JF Ptak Science Books Post 2075 History of Holes series
While grazing through the 1859 volumes of the Comptes Rendus1, looking around for anything having anything to do with Mr. Darwin and his Big Book published later in this year (on 24 November), I got a little lost as usual, and was digging around the early months, and came upon the drawing above. Mostly I was attracted to it for the holes, as there is a longish thread/series on this blog devoted to the History of Holes, and though at first blush that it might actually be a Runic something, or Islander counting stick. When I actually started to read the article it was none other than the recording strip for telegraphy, devised by Charles Wheatstone (1802-1875), famous for his Wheatstone bridge and for his experimental determination of the speed of electricity2). Now the recorder part of this was not on the receiving end, but rather on the sending--Wheatstone devised a way of recording the strokes of a telegrapher's key and translating them into two rows of holes; the message was recorded on the strip of paper and then fed into a machine that would do the keywork, using the punched paper tape to control the transmitter--it turns out to have been a significantly faster method than by simply having messages struck by human operators, which was abig deal at the time because of the expense of sending telegraphic messages, reaching speeds of 130 wpm early on (and then 300-400 wpm later on a good circuit)3.
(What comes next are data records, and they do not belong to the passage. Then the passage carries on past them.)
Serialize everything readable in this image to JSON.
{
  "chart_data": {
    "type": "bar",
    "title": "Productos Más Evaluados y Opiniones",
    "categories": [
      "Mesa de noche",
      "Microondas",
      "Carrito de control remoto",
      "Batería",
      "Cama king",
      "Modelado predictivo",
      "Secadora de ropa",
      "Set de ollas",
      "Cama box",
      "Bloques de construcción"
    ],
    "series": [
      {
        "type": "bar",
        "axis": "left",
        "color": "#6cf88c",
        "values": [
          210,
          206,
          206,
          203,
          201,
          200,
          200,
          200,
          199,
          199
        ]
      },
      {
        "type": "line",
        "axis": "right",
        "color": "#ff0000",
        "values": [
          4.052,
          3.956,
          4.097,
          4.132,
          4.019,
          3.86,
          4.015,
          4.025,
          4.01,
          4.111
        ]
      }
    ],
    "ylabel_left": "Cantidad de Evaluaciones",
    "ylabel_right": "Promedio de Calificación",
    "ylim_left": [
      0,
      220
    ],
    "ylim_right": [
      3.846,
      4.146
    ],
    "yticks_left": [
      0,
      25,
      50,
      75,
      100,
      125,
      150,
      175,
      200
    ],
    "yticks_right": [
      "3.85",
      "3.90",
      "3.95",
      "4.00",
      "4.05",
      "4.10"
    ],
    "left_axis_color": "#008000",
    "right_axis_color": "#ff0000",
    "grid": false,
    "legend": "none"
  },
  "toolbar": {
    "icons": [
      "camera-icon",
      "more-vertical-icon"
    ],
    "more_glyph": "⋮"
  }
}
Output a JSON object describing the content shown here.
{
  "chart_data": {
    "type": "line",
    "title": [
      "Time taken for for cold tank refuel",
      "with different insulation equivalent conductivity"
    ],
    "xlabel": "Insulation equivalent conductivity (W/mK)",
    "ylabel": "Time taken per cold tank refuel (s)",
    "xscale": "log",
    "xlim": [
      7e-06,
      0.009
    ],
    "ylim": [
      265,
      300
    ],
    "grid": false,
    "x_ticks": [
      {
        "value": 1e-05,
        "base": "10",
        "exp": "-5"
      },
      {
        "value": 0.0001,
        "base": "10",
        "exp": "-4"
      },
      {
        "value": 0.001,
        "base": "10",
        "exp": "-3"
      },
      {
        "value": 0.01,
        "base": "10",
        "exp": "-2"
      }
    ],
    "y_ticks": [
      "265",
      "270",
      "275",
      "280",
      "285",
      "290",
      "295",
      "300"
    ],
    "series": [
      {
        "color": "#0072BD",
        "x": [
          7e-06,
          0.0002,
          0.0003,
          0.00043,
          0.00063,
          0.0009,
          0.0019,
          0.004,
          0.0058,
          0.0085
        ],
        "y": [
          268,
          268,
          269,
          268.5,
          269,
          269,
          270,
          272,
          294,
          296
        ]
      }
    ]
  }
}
Holes made appearances in earlier recording telegraphs, the first going back as far as the beginning of electromagnetic telegraphy goes, with Morse and Vail in 1837--but here we had this fine example, from the excellent Wheatstone, and so I'll stay with that.
Notes:
1. The Scientific Papers of Charles Wheatstone, full text [in French] here.
2. His results were excellent though early-on the speed was slightly greater than what we know know to be the speed of light. His 1834 experiment is found here, along with an illustration of the revolving mirror Wheatstone used, an idea which would find more use in the next decade in the determination of the speed of light experiments.
3. "The system consisted of a perforator, transmitter and receiver. Holes side by side sent a dot, and staggered holes sent a dash. Polarized pulses were used, two of opposite polarity for each dot or dash, received by a sensitive polarized relay. The receiver was essentially a sensitive Morse register that inked a tape, which was later transcribed in the usual fashion. Wheatstone's automatic transmitter was used on the busy lines of the Electric and International Telegraph Company between London and Manchester, Glasgow, Edinburgh and Newcastle. The Wheatstone was very convenient for sending the news, since only one tape had to be made for transmission of the same news to numerous offices."--from this lovely site, here, by Dr James B. Calvert, Associate Professor Emeritus of Engineering, University of Denver: The Electromagnetic Telegraph, a technical history of the 19th-century electromagnetic telegraph, with special reference to the origin and variey of the alphabets, or codes, that were used.